With freedom of movement and action under a minimum of European supervision and control the Natives will, in their own areas, have full opportunity and scope for the development of a home-civilisation of their own along lines similar to, if not identical with, those by which the Europeans follow their separate ways. It is a heroic

plan, and it will demand great sacrifice from both peoples, but who can doubt that the end will be worth the effort? The Natives may in some places have to leave the land where their ancestors are buried, and the whites will, in many places, have to accept the price of expropriation for land and houses hallowed and made precious by effort and memories, but the great general gain at the end will undoubtedly be worth all that must be surrendered now. This policy is the only one that holds out hope of peace and happiness for both races. If the fears and objections that are being raised by a few Natives and by individual Europeans here and there are allowed to frustrate this, the only practical plan so far devised, the future generations of both white and black in South Africa will assuredly curse the day their fathers wavered and failed to make the only just and fair provision that could be made.

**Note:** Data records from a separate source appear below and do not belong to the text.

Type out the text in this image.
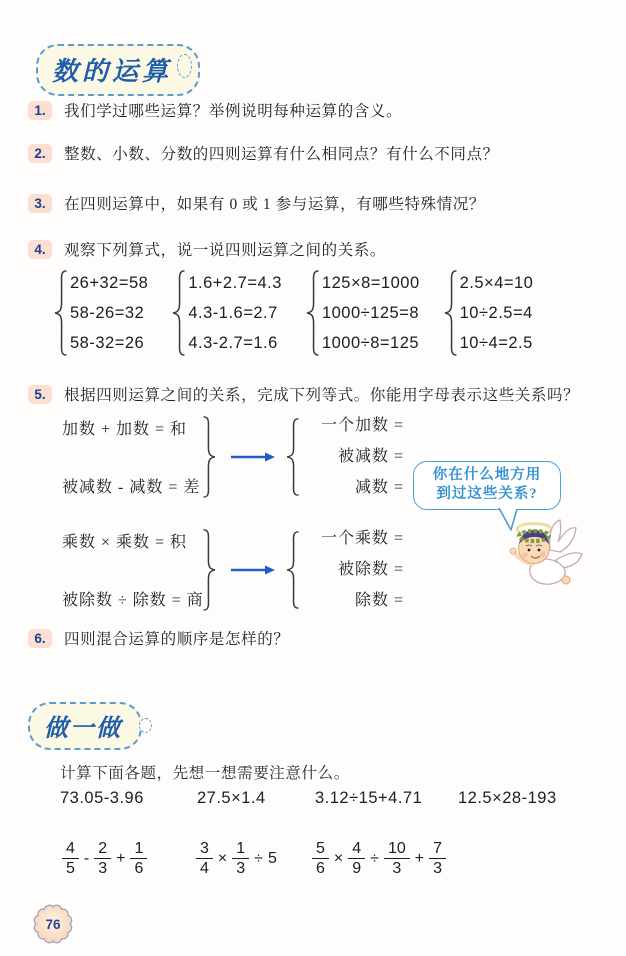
数的运算
1.	我们学过哪些运算？举例说明每种运算的含义。
2.	整数、小数、分数的四则运算有什么相同点？有什么不同点？
3.	在四则运算中，如果有 0 或 1 参与运算，有哪些特殊情况？
4.	观察下列算式，说一说四则运算之间的关系。
26+32=58
58-26=32
58-32=26
1.6+2.7=4.3
4.3-1.6=2.7
4.3-2.7=1.6
125×8=1000
1000÷125=8
1000÷8=125
2.5×4=10
10÷2.5=4
10÷4=2.5
5.	根据四则运算之间的关系，完成下列等式。你能用字母表示这些关系吗？
加数 + 加数 = 和
被减数 - 减数 = 差
一个加数 =
被减数 =
减数 =
你在什么地方用
到过这些关系?
乘数 × 乘数 = 积
被除数 ÷ 除数 = 商
一个乘数 =
被除数 =
除数 =
6.	四则混合运算的顺序是怎样的？
做一做
计算下面各题，先想一想需要注意什么。
73.05-3.96	27.5×1.4	3.12÷15+4.71 12.5×28-193
$\frac{4}{5} - \frac{2}{3} + \frac{1}{6}$	$\frac{3}{4} \times \frac{1}{3} \div 5 \frac{5}{6} \times \frac{4}{9} \div \frac{10}{3} + \frac{7}{3}$
76
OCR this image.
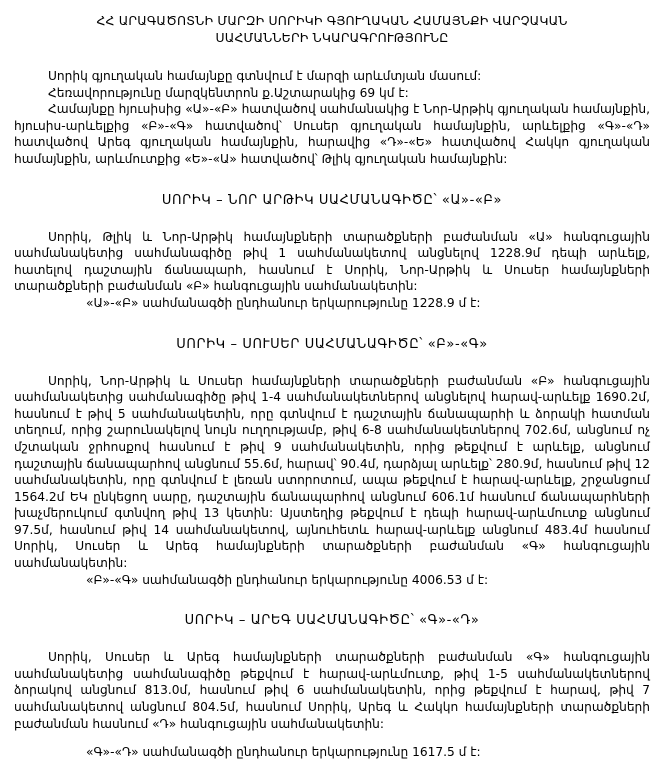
ՀՀ ԱՐԱԳԱԾՈՏՆԻ ՄԱՐԶԻ ՍՈՐԻԿԻ ԳՅՈՒՂԱԿԱՆ ՀԱՄԱՅՆՔԻ ՎԱՐՉԱԿԱՆ
ՍԱՀՄԱՆՆԵՐԻ ՆԿԱՐԱԳՐՈՒԹՅՈՒՆԸ

Սորիկ գյուղական համայնքը գտնվում է մարզի արևմտյան մասում:

Հեռավորությունը մարզկենտրոն ք.Աշտարակից 69 կմ է:

Համայնքը հյուսիսից «Ա»-«Բ» հատվածով սահմանակից է Նոր-Արթիկ գյուղական համայնքին, հյուսիս-արևելքից «Բ»-«Գ» հատվածով՝ Սուսեր գյուղական համայնքին, արևելքից «Գ»-«Դ» հատվածով Արեգ գյուղական համայնքին, հարավից «Դ»-«Ե» հատվածով Հակկո գյուղական համայնքին, արևմուտքից «Ե»-«Ա» հատվածով՝ Թլիկ գյուղական համայնքին:

ՍՈՐԻԿ – ՆՈՐ ԱՐԹԻԿ ՍԱՀՄԱՆԱԳԻԾԸ՝ «Ա»-«Բ»

Սորիկ, Թլիկ և Նոր-Արթիկ համայնքների տարածքների բաժանման «Ա» հանգուցային սահմանակետից սահմանագիծը թիվ 1 սահմանակետով անցնելով 1228.9մ դեպի արևելք, հատելով դաշտային ճանապարհ, հասնում է Սորիկ, Նոր-Արթիկ և Սուսեր համայնքների տարածքների բաժանման «Բ» հանգուցային սահմանակետին:

«Ա»-«Բ» սահմանագծի ընդհանուր երկարությունը 1228.9 մ է:

ՍՈՐԻԿ – ՍՈՒՍԵՐ ՍԱՀՄԱՆԱԳԻԾԸ՝ «Բ»-«Գ»

Սորիկ, Նոր-Արթիկ և Սուսեր համայնքների տարածքների բաժանման «Բ» հանգուցային սահմանակետից սահմանագիծը թիվ 1-4 սահմանակետներով անցնելով հարավ-արևելք 1690.2մ, հասնում է թիվ 5 սահմանակետին, որը գտնվում է դաշտային ճանապարհի և ձորակի հատման տեղում, որից շարունակելով նույն ուղղությամբ, թիվ 6-8 սահմանակետներով 702.6մ, անցնում ոչ մշտական ջրհոսքով հասնում է թիվ 9 սահմանակետին, որից թեքվում է արևելք, անցնում դաշտային ճանապարհով անցնում 55.6մ, հարավ՝ 90.4մ, դարձյալ արևելք՝ 280.9մ, հասնում թիվ 12 սահմանակետին, որը գտնվում է լեռան ստորոտում, ապա թեքվում է հարավ-արևելք, շրջանցում 1564.2մ ԵԿ ընկեցող սարը, դաշտային ճանապարհով անցնում 606.1մ հասնում ճանապարհների խաչմերուկում գտնվող թիվ 13 կետին: Այստեղից թեքվում է դեպի հարավ-արևմուտք անցնում 97.5մ, հասնում թիվ 14 սահմանակետով, այնուհետև հարավ-արևելք անցնում 483.4մ հասնում Սորիկ, Սուսեր և Արեգ համայնքների տարածքների բաժանման «Գ» հանգուցային սահմանակետին:

«Բ»-«Գ» սահմանագծի ընդհանուր երկարությունը 4006.53 մ է:

ՍՈՐԻԿ – ԱՐԵԳ ՍԱՀՄԱՆԱԳԻԾԸ՝ «Գ»-«Դ»

Սորիկ, Սուսեր և Արեգ համայնքների տարածքների բաժանման «Գ» հանգուցային սահմանակետից սահմանագիծը թեքվում է հարավ-արևմուտք, թիվ 1-5 սահմանակետներով ձորակով անցնում 813.0մ, հասնում թիվ 6 սահմանակետին, որից թեքվում է հարավ, թիվ 7 սահմանակետով անցնում 804.5մ, հասնում Սորիկ, Արեգ և Հակկո համայնքների տարածքների բաժանման հասնում «Դ» հանգուցային սահմանակետին:

«Գ»-«Դ» սահմանագծի ընդհանուր երկարությունը 1617.5 մ է:
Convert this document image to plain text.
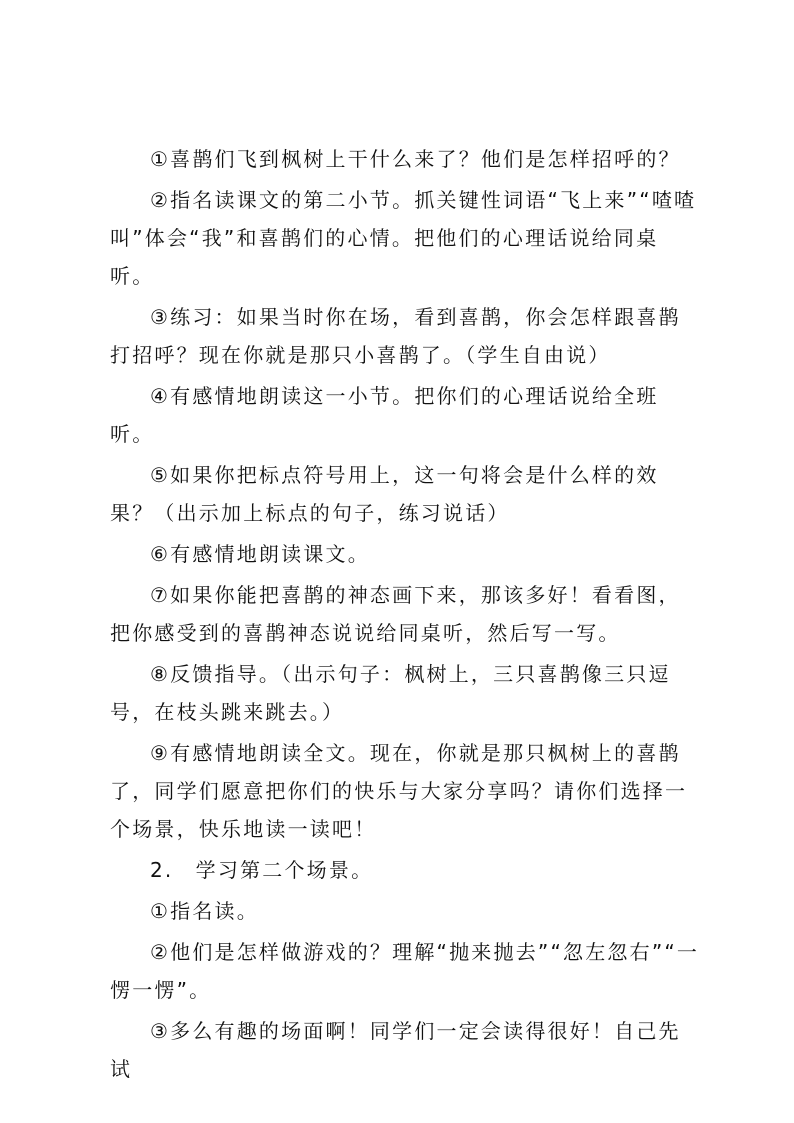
①喜鹊们飞到枫树上干什么来了？他们是怎样招呼的？

②指名读课文的第二小节。抓关键性词语“飞上来”“喳喳叫”体会“我”和喜鹊们的心情。把他们的心理话说给同桌听。

③练习：如果当时你在场，看到喜鹊，你会怎样跟喜鹊打招呼？现在你就是那只小喜鹊了。（学生自由说）

④有感情地朗读这一小节。把你们的心理话说给全班听。

⑤如果你把标点符号用上，这一句将会是什么样的效果？（出示加上标点的句子，练习说话）

⑥有感情地朗读课文。

⑦如果你能把喜鹊的神态画下来，那该多好！看看图，把你感受到的喜鹊神态说说给同桌听，然后写一写。

⑧反馈指导。（出示句子：枫树上，三只喜鹊像三只逗号，在枝头跳来跳去。）

⑨有感情地朗读全文。现在，你就是那只枫树上的喜鹊了，同学们愿意把你们的快乐与大家分享吗？请你们选择一个场景，快乐地读一读吧！

2.　学习第二个场景。

①指名读。

②他们是怎样做游戏的？理解“抛来抛去”“忽左忽右”“一愣一愣”。

③多么有趣的场面啊！同学们一定会读得很好！自己先试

To those, who for religious reasons feel doubtful about the righteousness of a plan that denies to the Natives the privilege of social equality which is implied in the ideal of the brotherhood of man, I would quote the

words of Paul who, when speaking at Athens of the separation of the sons of Adam, said that God "hath made of one blood all nations of men for to dwell on all the face of the earth, and hath determined the times before appointed, and the bounds of their habitations,"[28] for, whether we take this statement to be the inspired utterance of a holy apostle, or simply the reasoned opinion of an acute observer, we must admit that the words convey the experience of the ages that races which are physically dissimilar tend naturally, and therefore, rightly, to dwell apart within their respective racial boundaries.

Some people have professed to be afraid that the territorial separation of the two races will tend to consolidate the Natives, and thereby foster animosity towards the whites which may eventually lead to open war, but this fear seems to have no ground in reason, because it is not proposed, nor, indeed, would it be physically possible, to segregate the Natives by themselves in one great area. On the contrary, it is proposed to dispose of the Natives, as far as

possible, according to present geographical and tribal conditions, in several and separate territories, so that race-consolidation of a kind inimical to the whites will naturally be less likely to occur where the Natives live as separate tribes, speaking their different languages, than where, as in the Southern States of America, the Negroes have English as a common medium for the expression of a common race-interest.

Other people, again, are in doubt as to whether the Natives, as a whole, approve of this policy by which their future existence is to be shaped and determined. The answer is contained in the words of Sir William Beaumont, in his report of the findings of the Native Lands Commission, which gathered evidence from all concerned in 1916, where he says "The great mass of the Native population in all parts of the Union are looking to the Act (the Act providing for territorial separation) to relieve them in two particulars—the first is to give them more land for their stock, and the second is to secure to them fixity of tenure."[29]

Regarding the Natives of Rhodesia I am able to say that all the elderly Native men with whom I have spoken about this subject—and I have conversed with a large number—agree that the policy, as outlined in the Native Lands Act and the Native Affairs Act of 1920, as I have explained it to them, is good and sound.

It is true that certain prominent Natives of the educated class have protested strongly against this policy, but it is not true that these men have spoken on behalf of the Natives as a whole; indeed, it is safe to say that the vast bulk of the Natives of South Africa have even now no clear knowledge of the legislation that has been made recently in the pursuance of this policy. The protests that have been made from the Native side, moreover, have been directed against the hardship caused through harshness in carrying out the Act in certain places, and against the relative smallness of the areas proposed for Native occupation, and not against the principle itself, and there can be no doubt that the statement quoted from the Report of the Native Lands Commission conveys the true feeling of the large majority of the Natives.

These are some of the objections that have been raised to the policy of territorial separation, but the gravest danger to the successful working of that policy remains to be mentioned. It is the possibility that the cupidity of the whites may lead them to remove their black neighbour's landmarks in the event of the discovery of new fields of gold or other valuable minerals within the Native areas. The danger of such a lapse from the righteousness that exalteth a nation can only be averted by the constant exercise of the public conscience of the whites themselves.